After Hallet and Kerton had left, Lucy Stein arrived at SYB. With Stein, Moulton edited some footage shot about five months ago, in which Stein and Moulton explore rocky cliffs as well as Barbara Hepworth sculptures in cathartic aerobic-like exercises. Now starring within Stein’s story, Moulton was unable to perform as her alter ego Cynthia. By pushing her out of her comfort zone, Stein already made a worthy contribution to the greater good of Moulton’s decalcification project. After Stein departed, Moulton had a few days on her own, to think about animation while visiting the thrift shop in Drachten and the Kruidvat next-door. Fascinated by the aesthetics of Kleenex boxes, she created a small installation with objects from the neighbourhood, ranging from furniture pieces, to Buddha-like sculptures, medication dispensers and brightly coloured pills. She continued to work on a short stop motion animation with an ASMR soundtrack, in the process kleenexing Buddha from his bottom up to his third eye.

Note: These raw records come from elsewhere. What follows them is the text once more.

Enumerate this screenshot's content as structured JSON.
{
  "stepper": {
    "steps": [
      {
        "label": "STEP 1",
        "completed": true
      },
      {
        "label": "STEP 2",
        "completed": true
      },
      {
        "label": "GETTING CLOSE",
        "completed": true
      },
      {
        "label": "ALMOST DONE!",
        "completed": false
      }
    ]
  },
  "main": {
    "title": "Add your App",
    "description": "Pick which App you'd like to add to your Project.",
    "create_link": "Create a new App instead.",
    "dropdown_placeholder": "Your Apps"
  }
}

Escape. Coming full circle, Moulton met Noa Giniger, who had introduced her to SYB in the first place, towards the end of her residency. Giniger helped to shoot the footage for a last work that incorporated Moulton dancing leglessly through different landscape settings in the locality of SYB. While fluttering through the picturesque settings in a blue screen suit, Moulton’s missing legs turn into a DNA helix in the blink of an eye. Here our current genetic state becomes apparent. Now blessed with a big brain, we can hardly deny that we have lost – over the course of evolution – our third eye. What remained with us was only the gland: a vestigial eye that cannot see. This blind eye can now only be used in the attempt to escape from our short-sightedness through a form of ecstasy. In the end Moulton showed us that the true decalcified gland is quite bodiless: it does not progressively connect the body and intellect, but engrosses in a state of elation fuelled by different synergies. Bataille already observed that a decalcified pineal eye may take away one’s head, symbol of reason and spirituality, by explosion. After such liberation “man has escaped from his head just as the condemned man has escaped from prison.” The character that then arises turns out to be “more than me: his stomach is the labyrinth in which he has lost himself, loses me with him, and in which I discover myself as him, in other words as a monster.” [2] Luckily the Minotaur of Beetsterzwaag turned out to be a completely harmless cow in a neighbouring field, with whom Moulton could share her dinner conversation in a last symbiosis. At this point Moulton had managed to truly escape from her residency’s window perspective, no longer bothered by any brain sand, she could fully submerge herself in the surrounding peat.

[1] Georges Bataille. ‘The Pineal Eye.’ Visions of Excess: Selected Writings 1927-1939. Manchester University Press, 1985.
[2] Georges Bataille in Martin Jay. Downcast Eyes: The Denigration of Vision in Twentieth-Century French Thought. Berkeley/London/Los Angeles: University of California Press, 1993: p. 229.